Tenemos que estar como colectivo, como colectivos, fuertes y receptivos en nuestras diferencias y nuestros esfuerzos, sin pretender estúpidamente anularlos con la utópica unidad, tenemos que estar muy por encima de los “políticos” y los líderes que nos han tocado en suerte, que nos ha dejado tanta historia a su paso, la de la calle. Ellos no van a hacer realmente que esta vaina camine. Es el trabajo de hormiga, la política de ladrillito, y el encuentro a diario con el distinto el que puede hacer algo bueno para los años que nos vienen y servir de piso y exigencia para tanto líderes dispuestos a extraviarse. Los que vienen son años duros, vayámoslo sabiendo. Si no estamos fuerte y adquirimos conciencia de ladrillito, de hormiga y de calle, entonces, rojos, azules, amarillos, blancos o negros, maduros o no, cegados de la propia supuesta virtud glorificada, o ingenuos de la libertad y la tolerancia falsa, lo que vamos es a rematar no un país, sino un campo petrolero de país al primero que se nos pase por el frente, con acuerdos, cuentas e inversiones, creyendo cuentos de progreso o cuentos de consignas antiimperialistas. No seamos pendejos, por favor. Un país se puede vender de muchas formas. Y nos podemos hacer los locos mientras tanto. Y hemos sido expertos a lo largo de esta historia nuestra en venderlo. En vender muchas cosas.

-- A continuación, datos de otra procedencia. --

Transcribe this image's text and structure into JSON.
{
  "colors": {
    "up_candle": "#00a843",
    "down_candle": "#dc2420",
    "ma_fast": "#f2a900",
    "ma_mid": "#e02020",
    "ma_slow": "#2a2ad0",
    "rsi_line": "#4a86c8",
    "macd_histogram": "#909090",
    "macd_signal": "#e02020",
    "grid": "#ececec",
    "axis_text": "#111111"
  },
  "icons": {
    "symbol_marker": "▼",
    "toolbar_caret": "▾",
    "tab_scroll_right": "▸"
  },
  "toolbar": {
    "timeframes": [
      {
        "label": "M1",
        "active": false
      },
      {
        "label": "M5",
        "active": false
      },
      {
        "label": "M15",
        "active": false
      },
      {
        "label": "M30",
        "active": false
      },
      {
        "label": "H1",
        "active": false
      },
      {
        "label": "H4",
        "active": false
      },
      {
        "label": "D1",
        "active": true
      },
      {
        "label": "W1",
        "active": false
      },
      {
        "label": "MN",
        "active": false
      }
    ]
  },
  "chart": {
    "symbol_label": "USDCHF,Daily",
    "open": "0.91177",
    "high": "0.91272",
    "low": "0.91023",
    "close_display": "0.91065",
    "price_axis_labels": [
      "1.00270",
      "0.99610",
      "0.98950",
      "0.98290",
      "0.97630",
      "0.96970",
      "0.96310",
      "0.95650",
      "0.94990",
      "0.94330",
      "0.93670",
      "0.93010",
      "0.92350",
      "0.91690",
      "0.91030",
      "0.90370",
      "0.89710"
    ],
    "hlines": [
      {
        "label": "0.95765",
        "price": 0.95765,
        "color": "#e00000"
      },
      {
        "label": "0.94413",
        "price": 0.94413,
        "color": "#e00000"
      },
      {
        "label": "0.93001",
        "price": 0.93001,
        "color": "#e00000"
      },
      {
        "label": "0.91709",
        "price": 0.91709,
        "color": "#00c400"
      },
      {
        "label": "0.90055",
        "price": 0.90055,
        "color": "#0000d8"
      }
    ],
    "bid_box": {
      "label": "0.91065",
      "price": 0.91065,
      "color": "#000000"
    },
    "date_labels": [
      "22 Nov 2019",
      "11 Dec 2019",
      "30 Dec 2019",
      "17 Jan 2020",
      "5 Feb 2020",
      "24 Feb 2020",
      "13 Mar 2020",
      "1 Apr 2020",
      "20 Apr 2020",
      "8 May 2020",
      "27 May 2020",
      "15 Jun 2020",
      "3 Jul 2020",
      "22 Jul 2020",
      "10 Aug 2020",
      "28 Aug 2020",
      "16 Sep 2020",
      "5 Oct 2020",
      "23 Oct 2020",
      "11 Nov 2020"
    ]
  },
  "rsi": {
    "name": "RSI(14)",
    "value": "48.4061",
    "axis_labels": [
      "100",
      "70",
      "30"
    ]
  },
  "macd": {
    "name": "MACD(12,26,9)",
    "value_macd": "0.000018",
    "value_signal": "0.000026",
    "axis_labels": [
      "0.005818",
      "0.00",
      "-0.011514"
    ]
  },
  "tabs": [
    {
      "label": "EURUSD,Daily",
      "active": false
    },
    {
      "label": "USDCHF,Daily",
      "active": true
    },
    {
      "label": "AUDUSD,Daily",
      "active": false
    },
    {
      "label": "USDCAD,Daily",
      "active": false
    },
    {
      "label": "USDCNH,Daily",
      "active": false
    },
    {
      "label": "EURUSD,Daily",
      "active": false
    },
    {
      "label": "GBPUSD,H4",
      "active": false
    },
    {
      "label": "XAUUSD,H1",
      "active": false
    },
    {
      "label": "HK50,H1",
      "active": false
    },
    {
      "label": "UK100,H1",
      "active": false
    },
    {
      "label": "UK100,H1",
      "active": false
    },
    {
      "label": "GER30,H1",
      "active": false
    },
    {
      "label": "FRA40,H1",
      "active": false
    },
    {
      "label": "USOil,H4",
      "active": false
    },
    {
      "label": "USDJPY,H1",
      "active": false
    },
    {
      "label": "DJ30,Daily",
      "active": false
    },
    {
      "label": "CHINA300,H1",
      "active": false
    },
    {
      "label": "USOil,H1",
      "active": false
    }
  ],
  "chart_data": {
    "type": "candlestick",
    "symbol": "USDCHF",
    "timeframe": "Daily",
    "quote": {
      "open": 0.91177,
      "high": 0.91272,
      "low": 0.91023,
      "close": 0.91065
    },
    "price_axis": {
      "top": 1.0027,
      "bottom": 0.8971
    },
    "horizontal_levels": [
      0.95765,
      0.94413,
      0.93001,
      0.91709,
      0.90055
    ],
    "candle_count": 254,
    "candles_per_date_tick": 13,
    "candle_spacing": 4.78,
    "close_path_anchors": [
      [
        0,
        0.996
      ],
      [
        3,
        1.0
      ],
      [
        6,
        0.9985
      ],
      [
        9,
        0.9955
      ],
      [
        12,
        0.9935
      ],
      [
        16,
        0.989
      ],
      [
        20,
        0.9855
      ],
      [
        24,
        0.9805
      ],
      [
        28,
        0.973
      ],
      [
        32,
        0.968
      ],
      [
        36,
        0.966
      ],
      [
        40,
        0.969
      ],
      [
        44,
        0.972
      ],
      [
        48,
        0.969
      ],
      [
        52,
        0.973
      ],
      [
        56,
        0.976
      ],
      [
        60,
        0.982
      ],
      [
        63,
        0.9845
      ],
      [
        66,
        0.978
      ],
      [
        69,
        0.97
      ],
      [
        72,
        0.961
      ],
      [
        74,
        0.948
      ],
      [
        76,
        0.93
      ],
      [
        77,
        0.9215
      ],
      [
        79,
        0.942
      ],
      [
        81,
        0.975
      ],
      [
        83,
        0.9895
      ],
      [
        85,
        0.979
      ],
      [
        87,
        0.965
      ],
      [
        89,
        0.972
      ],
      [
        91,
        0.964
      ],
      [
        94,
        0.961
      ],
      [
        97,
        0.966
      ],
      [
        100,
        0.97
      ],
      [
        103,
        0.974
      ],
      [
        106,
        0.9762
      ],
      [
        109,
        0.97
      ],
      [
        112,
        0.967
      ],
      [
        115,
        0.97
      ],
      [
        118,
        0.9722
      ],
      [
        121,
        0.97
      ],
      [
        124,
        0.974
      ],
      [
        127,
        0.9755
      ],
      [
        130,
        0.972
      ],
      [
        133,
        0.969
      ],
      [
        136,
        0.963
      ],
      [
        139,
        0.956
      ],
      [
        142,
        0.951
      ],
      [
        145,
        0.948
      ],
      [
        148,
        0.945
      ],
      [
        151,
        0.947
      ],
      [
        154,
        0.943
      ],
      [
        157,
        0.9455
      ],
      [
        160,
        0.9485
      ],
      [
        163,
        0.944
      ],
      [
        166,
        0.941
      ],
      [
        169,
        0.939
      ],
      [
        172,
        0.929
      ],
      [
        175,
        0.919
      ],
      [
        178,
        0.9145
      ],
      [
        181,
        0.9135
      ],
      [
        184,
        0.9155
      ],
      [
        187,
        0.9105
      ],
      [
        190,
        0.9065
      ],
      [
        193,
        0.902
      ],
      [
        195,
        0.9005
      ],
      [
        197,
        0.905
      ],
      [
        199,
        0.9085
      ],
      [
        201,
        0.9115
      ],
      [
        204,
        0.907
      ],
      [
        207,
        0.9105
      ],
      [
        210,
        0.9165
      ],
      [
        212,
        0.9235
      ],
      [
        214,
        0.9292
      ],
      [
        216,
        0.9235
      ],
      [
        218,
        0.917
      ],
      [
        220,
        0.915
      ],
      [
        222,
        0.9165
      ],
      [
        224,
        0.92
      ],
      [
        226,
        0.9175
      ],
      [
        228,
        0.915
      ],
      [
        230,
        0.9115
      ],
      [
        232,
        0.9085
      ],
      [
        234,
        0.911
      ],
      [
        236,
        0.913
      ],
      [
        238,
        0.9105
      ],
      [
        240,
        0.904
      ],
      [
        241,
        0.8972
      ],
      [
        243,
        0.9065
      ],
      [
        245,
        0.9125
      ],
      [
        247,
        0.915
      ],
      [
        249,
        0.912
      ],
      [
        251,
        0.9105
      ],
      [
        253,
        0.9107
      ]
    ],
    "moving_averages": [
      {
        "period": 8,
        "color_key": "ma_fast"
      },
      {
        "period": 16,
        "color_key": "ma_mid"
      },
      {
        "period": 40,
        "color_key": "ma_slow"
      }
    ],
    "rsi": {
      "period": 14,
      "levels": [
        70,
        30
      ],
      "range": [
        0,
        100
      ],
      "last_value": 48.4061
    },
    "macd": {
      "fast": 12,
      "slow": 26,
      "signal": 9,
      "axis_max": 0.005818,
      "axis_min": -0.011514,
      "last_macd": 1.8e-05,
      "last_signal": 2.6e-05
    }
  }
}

La violencia no nos va a salvar de vender esta tierra deseada que somos, llena de gente numeraria.

Miguel (mi padre), Rita (mi madre), Gustavo, Ernesto, Eduardo, Camilo y muchos otros que conozco, que siguieron y siguen a Chávez, son mis hermanos de esta tierra que nos tocó, tienen nombre y apellido y no son un algo abstracto; la gente con la que estuve hoy en la calle —algunos sabían que Oriette y yo no éramos chavistas, se dieron cuenta—, ninguno de ellos es pueblo abstracto. Todos ellos, aunque no nos pongamos de acuerdo nunca, son mis hermanos. (Me aferro a esa palabra aunque sea precaria). No sé si podamos escapar aunque sea de cierta violencia verbal, o de ciertas violencias parciales, pero son mis hermanos. Me quiero aferrar a eso. No ponerse de acuerdo también puede ser un motor y una riqueza, si sabemos aprovecharlo: los sistemas políticos de bandos y partidos en “consenso”, a veces son la cosa más estéril del mundo.

Tenemos que ser distintos, pero sin glorificarnos. Escribo esto desde la madrugada del 7 de marzo y espero que las madrugadas que nos vengan sean buenas; y no porque nos madrugue la violencia. Lo peor que nos puede pasar es convertir al distinto en un enemigo fantasma. Los fantasmas pueden contarse por millones. Y yacer en el piso. La ideas, ellas sí, y quizá bien contentas ellas sí no mueran.